12. TRIP LET. (?) Not absolutely sure about this one, as inaccuracy = trip seems an imprecise fit.

14. P(OSTH)ASTE. Should it be two words?

16. OR CHEST RA. OR = ordinary ranks.

23. OPT I MUM. I like this one – good surface, reflecting what kids do when trying to get round you.

25. (D)ELUSION. Empty-headed as an alternative to headless.

DOWN:

1. CLIP PIE. Old word for a bus conductor. For younger readers, that’s the person who sold you tickets before the advent of multi-skilling (see 1ac).

3. FLOWERPOT. Again, I’m not sure of this, as I don’t quite see the wordplay. You pick a flower, and to pocket a snooker ball is to pot it, but how does ‘used by pickpocket’ give ‘flowerpot’?

5. K NAVISH (HIS VAN*).

6. NEED LES. Sewers = things that sew.

7. OCEANOLOGIST.  A lone cryptic definition – ‘main’ referring to the sea.

10. RE(TRENCH ME)NT. ME being a mining engineer, I gather.

 15. SO(A)POP ERA.

19. RETOUCH. (HE CUT OR).

22. SATI(r)E. Ref French composer Erik Satie.

7 Responses to “Guardian 24,144, Chifonie: Multi-skilling”

  1. robin says:

    just a tad curious as to the 5 clues not mentioned – by coincidence the same 5 that I couldn’t get and the reason I did the search that led me to this posting in the first place.
    (11, 21 & 24 ac. 17 & 18 d.)

    Pip pip!

  2. jetdoc says:

    Chambers gives POSTHASTE only as one word, sans hyphen.

    It doesn’t give any unexpected definitions of FLOWERPOT to shed light on the mysterious pickpocket connection.

  3. Rufus says:

    Re PICKPOCKET. Chambers includes, for “flower”: “The best of anything”, which would seem to be equivalent to the “pick” of anything.
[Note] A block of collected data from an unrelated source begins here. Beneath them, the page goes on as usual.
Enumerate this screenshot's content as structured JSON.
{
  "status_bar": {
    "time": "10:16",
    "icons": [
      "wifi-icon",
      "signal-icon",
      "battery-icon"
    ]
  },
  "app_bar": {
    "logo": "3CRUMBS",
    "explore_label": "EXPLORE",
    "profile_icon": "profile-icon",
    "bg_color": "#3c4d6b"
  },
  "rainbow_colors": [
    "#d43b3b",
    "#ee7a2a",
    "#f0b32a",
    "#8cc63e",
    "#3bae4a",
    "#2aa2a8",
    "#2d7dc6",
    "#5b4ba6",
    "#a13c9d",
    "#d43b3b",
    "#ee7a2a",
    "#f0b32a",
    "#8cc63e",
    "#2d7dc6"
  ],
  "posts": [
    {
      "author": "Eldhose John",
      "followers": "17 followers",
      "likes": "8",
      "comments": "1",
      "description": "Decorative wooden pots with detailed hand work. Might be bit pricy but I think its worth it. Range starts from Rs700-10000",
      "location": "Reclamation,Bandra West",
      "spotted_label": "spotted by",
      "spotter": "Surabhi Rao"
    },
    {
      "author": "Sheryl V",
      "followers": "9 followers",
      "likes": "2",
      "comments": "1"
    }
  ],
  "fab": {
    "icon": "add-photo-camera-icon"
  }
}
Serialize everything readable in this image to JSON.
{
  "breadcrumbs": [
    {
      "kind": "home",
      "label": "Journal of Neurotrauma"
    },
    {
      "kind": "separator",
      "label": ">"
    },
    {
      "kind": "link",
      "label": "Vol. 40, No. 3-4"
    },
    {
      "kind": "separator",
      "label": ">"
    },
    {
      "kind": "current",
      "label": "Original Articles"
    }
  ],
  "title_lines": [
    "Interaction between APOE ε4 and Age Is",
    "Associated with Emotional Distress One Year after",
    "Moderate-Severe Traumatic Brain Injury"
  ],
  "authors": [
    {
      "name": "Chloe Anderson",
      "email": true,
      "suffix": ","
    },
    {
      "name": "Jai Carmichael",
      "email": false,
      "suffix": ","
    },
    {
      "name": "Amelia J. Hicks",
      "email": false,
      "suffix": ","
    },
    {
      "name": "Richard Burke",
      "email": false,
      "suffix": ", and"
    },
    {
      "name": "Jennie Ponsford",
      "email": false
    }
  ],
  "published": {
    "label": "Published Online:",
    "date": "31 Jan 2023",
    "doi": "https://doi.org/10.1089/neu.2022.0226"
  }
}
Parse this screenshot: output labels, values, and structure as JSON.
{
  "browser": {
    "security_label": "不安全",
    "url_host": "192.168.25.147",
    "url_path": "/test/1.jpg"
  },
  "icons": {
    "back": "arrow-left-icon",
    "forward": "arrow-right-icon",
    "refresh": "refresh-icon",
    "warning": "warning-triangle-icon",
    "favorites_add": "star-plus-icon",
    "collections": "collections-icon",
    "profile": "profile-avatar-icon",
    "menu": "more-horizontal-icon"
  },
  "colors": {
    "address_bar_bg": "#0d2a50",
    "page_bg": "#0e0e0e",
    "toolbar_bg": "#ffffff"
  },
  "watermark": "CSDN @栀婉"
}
Hence Pick-pocket could = flower-pot.

  4. Mick Hodgkin says:

    Robin, sorry my choice of which answers to leave out was unhelpful – we never give all the answers, but my selection tends to go on how much I have to say about them. I actually skipped ten, but here are the ones you mention:
    11 ac: A(PP)RISE.
    21 ac: ILL NESS (ill=bad, ness=head, +lit).
    24 ac:T(E MP)EST (screen= test as a verb).
    17 dn: C(O L)OMBO.
    18 dn: LUM PIER. Lum”s an old word for chimney, and support is quite often pier (when it isn’t bra).
    As for PICKPOCKET, I suspect Rufus has the correct explanation, in which case ‘used by’ is just linkage.

  5. robin says:

    thanx – luckily life in the office has slowed down so I managed most of the rest. Pickpocket is a good example of the drawbacks of having an internet connection when solving a crossword – I picked up on the ‘used by’ and was deep into research into criminal slang before realising, as you say, that it’s just a link. What did you make of 18 down, which still has me beat? (‘lumpier’ is 20 dn).

  6. robin says:

    Okay – ‘element’ – just figured it out – E=LE(MEN)T – these early starts are playing havoc with my brain!

  7. Paul B says:

    Depends on your point of view, but {answer ‘used by’ subsidiary parts} would possibly excite me rather less than some other options.